Pros and cons of PGP/MIME for outgoing e-mail?

Werner Koch wk at gnupg.org
Wed Nov 26 10:08:03 CET 2014


On Mon, 24 Nov 2014 21:48, bre at pagekite.net said:

> 1. Mail clients have user interfaces that are at least somewhat
> optimized for conversations, like the one we are having now. Moving the
> text part into a container (rfc2822 or otherwise) breaks that flow for
> everyone.

Right.  However, we, who raised up in a mail based discussion culture,
tend to use free software MUAs and thus it will be easy to fix them for
that case.  All the others anyway top post and don't quote.  Thus the
extra container should not add many extra problems.

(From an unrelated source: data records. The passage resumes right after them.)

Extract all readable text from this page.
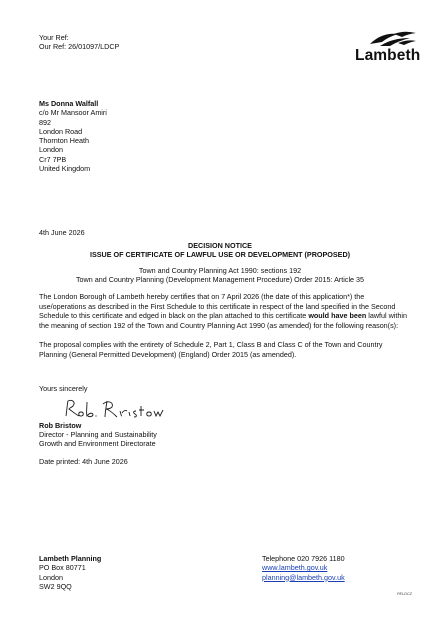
Your Ref:
Our Ref: 26/01097/LDCP
Lambeth
Ms Donna Walfall
c/o Mr Mansoor Amiri
892
London Road
Thornton Heath
London
Cr7 7PB
United Kingdom
4th June 2026
DECISION NOTICE
ISSUE OF CERTIFICATE OF LAWFUL USE OR DEVELOPMENT (PROPOSED)
Town and Country Planning Act 1990: sections 192
Town and Country Planning (Development Management Procedure) Order 2015: Article 35
The London Borough of Lambeth hereby certifies that on 7 April 2026 (the date of this application*) the use/operations as described in the First Schedule to this certificate in respect of the land specified in the Second Schedule to this certificate and edged in black on the plan attached to this certificate would have been lawful within the meaning of section 192 of the Town and Country Planning Act 1990 (as amended) for the following reason(s):
The proposal complies with the entirety of Schedule 2, Part 1, Class B and Class C of the Town and Country Planning (General Permitted Development) (England) Order 2015 (as amended).
Yours sincerely
Rob Bristow
Director - Planning and Sustainability
Growth and Environment Directorate
Date printed: 4th June 2026
Lambeth Planning
PO Box 80771
London
SW2 9QQ
Telephone 020 7926 1180
www.lambeth.gov.uk
planning@lambeth.gov.uk
PELDCZ
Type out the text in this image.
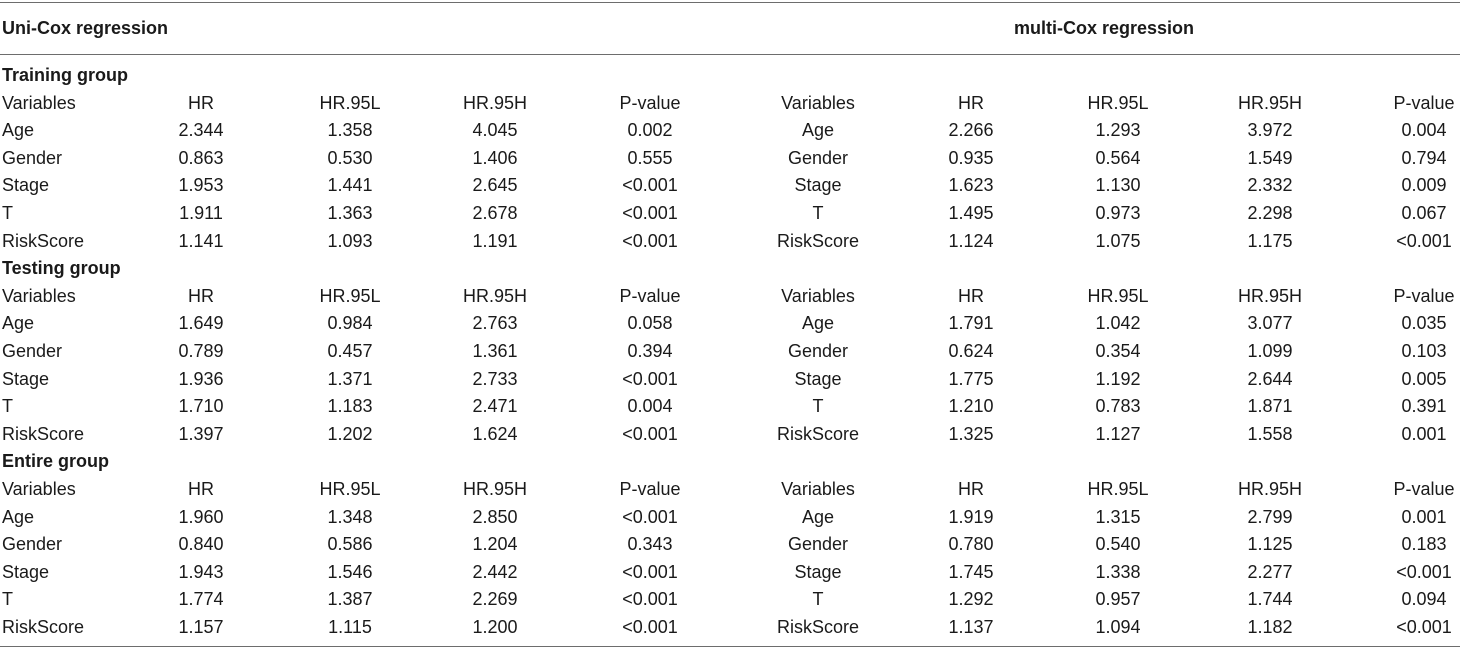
Uni-Cox regression	multi-Cox regression
Training group
Variables	HR	HR.95L	HR.95H	P-value	Variables	HR	HR.95L	HR.95H	P-value
Age	2.344	1.358	4.045	0.002	Age	2.266	1.293	3.972	0.004
Gender	0.863	0.530	1.406	0.555	Gender	0.935	0.564	1.549	0.794
Stage	1.953	1.441	2.645	<0.001	Stage	1.623	1.130	2.332	0.009
T	1.911	1.363	2.678	<0.001	T	1.495	0.973	2.298	0.067
RiskScore	1.141	1.093	1.191	<0.001	RiskScore	1.124	1.075	1.175	<0.001
Testing group
Variables	HR	HR.95L	HR.95H	P-value	Variables	HR	HR.95L	HR.95H	P-value
Age	1.649	0.984	2.763	0.058	Age	1.791	1.042	3.077	0.035
Gender	0.789	0.457	1.361	0.394	Gender	0.624	0.354	1.099	0.103
Stage	1.936	1.371	2.733	<0.001	Stage	1.775	1.192	2.644	0.005
T	1.710	1.183	2.471	0.004	T	1.210	0.783	1.871	0.391
RiskScore	1.397	1.202	1.624	<0.001	RiskScore	1.325	1.127	1.558	0.001
Entire group
Variables	HR	HR.95L	HR.95H	P-value	Variables	HR	HR.95L	HR.95H	P-value
Age	1.960	1.348	2.850	<0.001	Age	1.919	1.315	2.799	0.001
Gender	0.840	0.586	1.204	0.343	Gender	0.780	0.540	1.125	0.183
Stage	1.943	1.546	2.442	<0.001	Stage	1.745	1.338	2.277	<0.001
T	1.774	1.387	2.269	<0.001	T	1.292	0.957	1.744	0.094
RiskScore	1.157	1.115	1.200	<0.001	RiskScore	1.137	1.094	1.182	<0.001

> how the mail client is most often used. It is still an extra step
> though, and extra code to write in the MUA, which is one of the reasons
> I not sure about the merits of using a container at all.

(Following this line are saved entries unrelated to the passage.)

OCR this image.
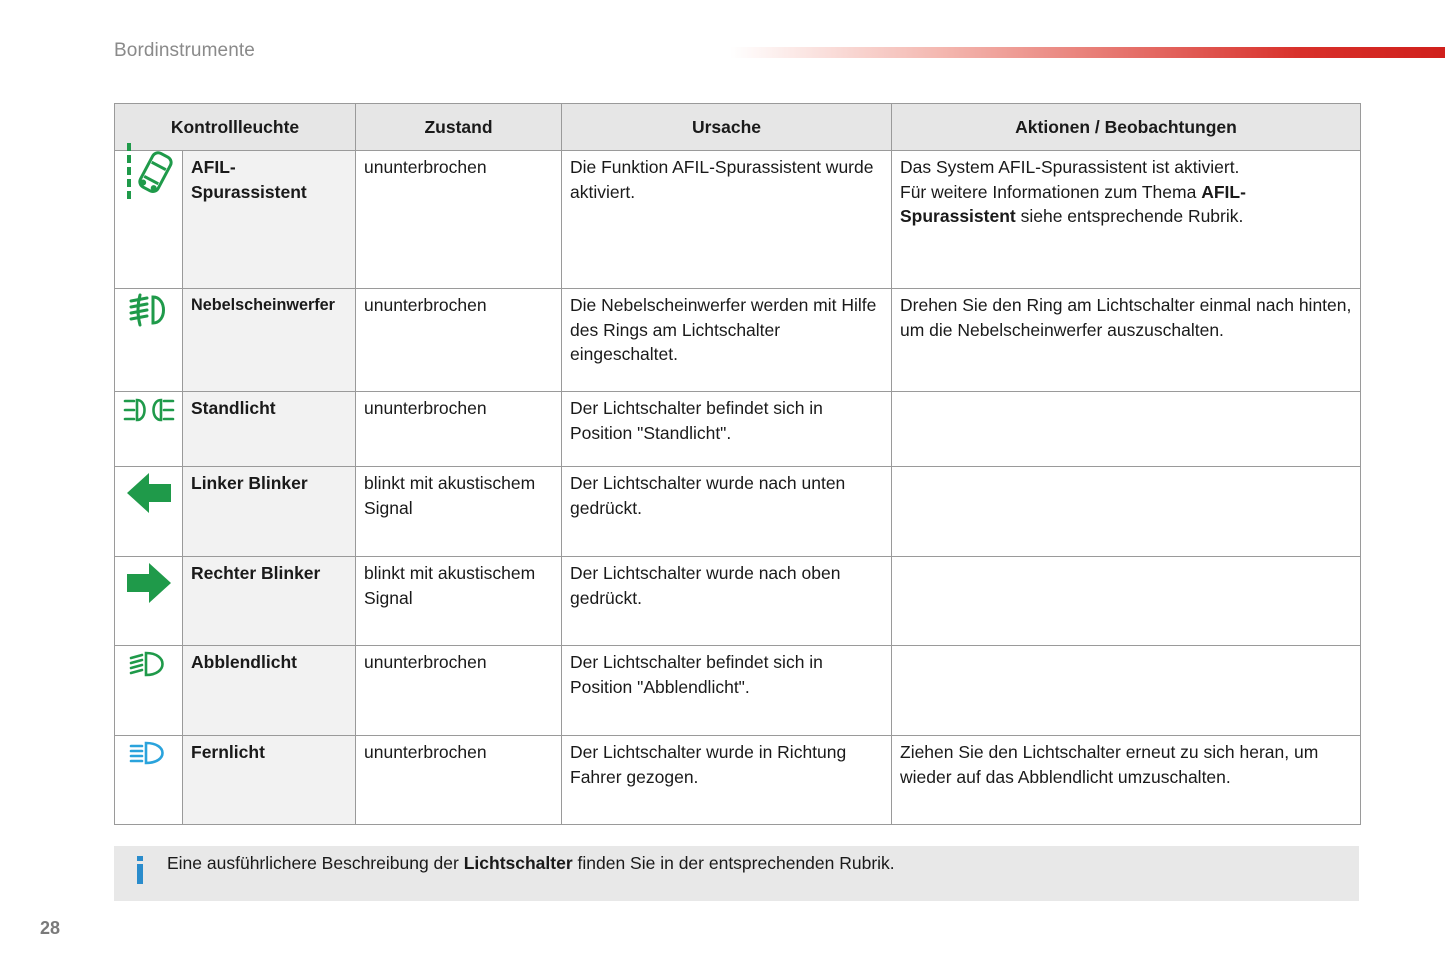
Bordinstrumente
Kontrollleuchte		Zustand	Ursache	Aktionen / Beobachtungen

	AFIL-Spurassistent	ununterbrochen	Die Funktion AFIL-Spurassistent wurde aktiviert.	Das System AFIL-Spurassistent ist aktiviert.
Für weitere Informationen zum Thema AFIL-Spurassistent siehe entsprechende Rubrik.

	Nebelscheinwerfer	ununterbrochen	Die Nebelscheinwerfer werden mit Hilfe des Rings am Lichtschalter eingeschaltet.	Drehen Sie den Ring am Lichtschalter einmal nach hinten, um die Nebelscheinwerfer auszuschalten.

	Standlicht	ununterbrochen	Der Lichtschalter befindet sich in Position "Standlicht".	

	Linker Blinker	blinkt mit akustischem Signal	Der Lichtschalter wurde nach unten gedrückt.	

	Rechter Blinker	blinkt mit akustischem Signal	Der Lichtschalter wurde nach oben gedrückt.	

	Abblendlicht	ununterbrochen	Der Lichtschalter befindet sich in Position "Abblendlicht".	

	Fernlicht	ununterbrochen	Der Lichtschalter wurde in Richtung Fahrer gezogen.	Ziehen Sie den Lichtschalter erneut zu sich heran, um wieder auf das Abblendlicht umzuschalten.
Eine ausführlichere Beschreibung der Lichtschalter finden Sie in der entsprechenden Rubrik.
28
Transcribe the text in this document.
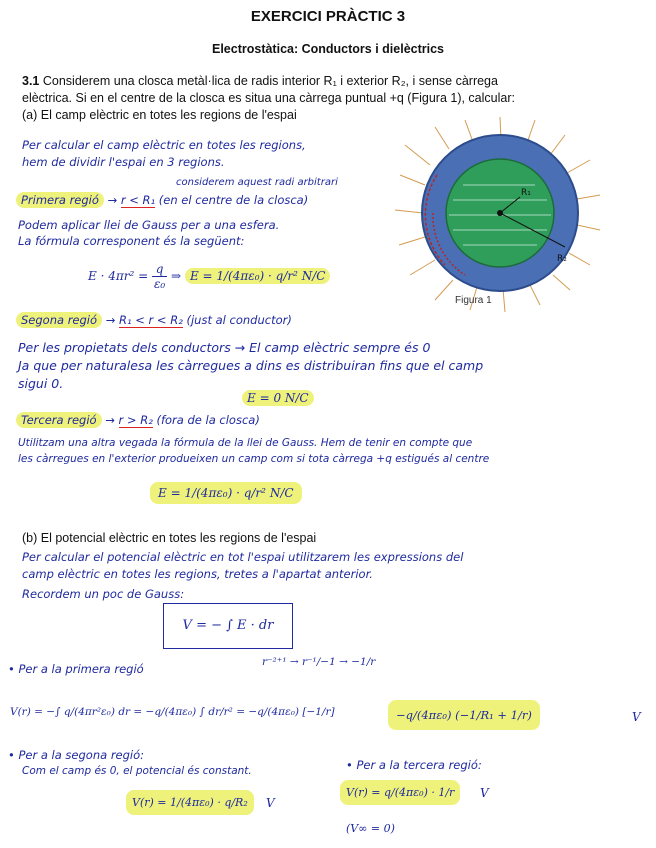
EXERCICI PRÀCTIC 3
Electrostàtica: Conductors i dielèctrics
3.1 Considerem una closca metàl·lica de radis interior R₁ i exterior R₂, i sense càrrega
elèctrica. Si en el centre de la closca es situa una càrrega puntual +q (Figura 1), calcular:
(a) El camp elèctric en totes les regions de l'espai
R₁
R₂
Figura 1
Per calcular el camp elèctric en totes les regions,
hem de dividir l'espai en 3 regions.
considerem aquest radi arbitrari
Primera regió → r < R₁ (en el centre de la closca)
Podem aplicar llei de Gauss per a una esfera.
La fórmula corresponent és la següent:
$E \cdot 4\pi r^2 = \frac{q}{\text{ε₀}}$ ⇒ E = 1/(4πε₀) · q/r² N/C
Segona regió → R₁ < r < R₂ (just al conductor)
Per les propietats dels conductors → El camp elèctric sempre és 0
Ja que per naturalesa les càrregues a dins es distribuiran fins que el camp
sigui 0.
E = 0 N/C
Tercera regió → r > R₂ (fora de la closca)
Utilitzam una altra vegada la fórmula de la llei de Gauss. Hem de tenir en compte que
les càrregues en l'exterior produeixen un camp com si tota càrrega +q estigués al centre
E = 1/(4πε₀) · q/r² N/C
(b) El potencial elèctric en totes les regions de l'espai
Per calcular el potencial elèctric en tot l'espai utilitzarem les expressions del
camp elèctric en totes les regions, tretes a l'apartat anterior.
Recordem un poc de Gauss:
V = − ∫ E · dr
• Per a la primera regió	r⁻²⁺¹ → r⁻¹/−1 → −1/r
V(r) = −∫ q/(4πr²ε₀) dr = −q/(4πε₀) ∫ dr/r² = −q/(4πε₀) [−1/r]	−q/(4πε₀) (−1/R₁ + 1/r)	V
• Per a la segona regió:
Com el camp és 0, el potencial és constant.	• Per a la tercera regió:
V(r) = 1/(4πε₀) · q/R₂	V
V(r) = q/(4πε₀) · 1/r	V
(V∞ = 0)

Save, right click, unzip/decrypt, read.  From what I have see a pretty
common workflow at least on Windows.

> Note that if the container is a ZIP file, that will work without extra
> tools on all modern OSes (if I recall, I need to double-check a fresh
> Windows install), but that is certainly not true for RFC2822 or tar

They also open mail box files (.eml) without any problems.

> As stated in my post - my proposal makes life marginally worse for
> people with PGP/MIME compliant MUAs (working with attachments becomes
> less fun), but better for everyone else. I haven't come up with a way
> around that yet, short of shipping 2 of everything in each message. :-)

Everyone else is not signed or encrypting.  They need to install new
software anyway - why not do the right thing?


Shalom-Salam,

   Werner

-- 
Die Gedanken sind frei.  Ausnahmen regelt ein Bundesgesetz.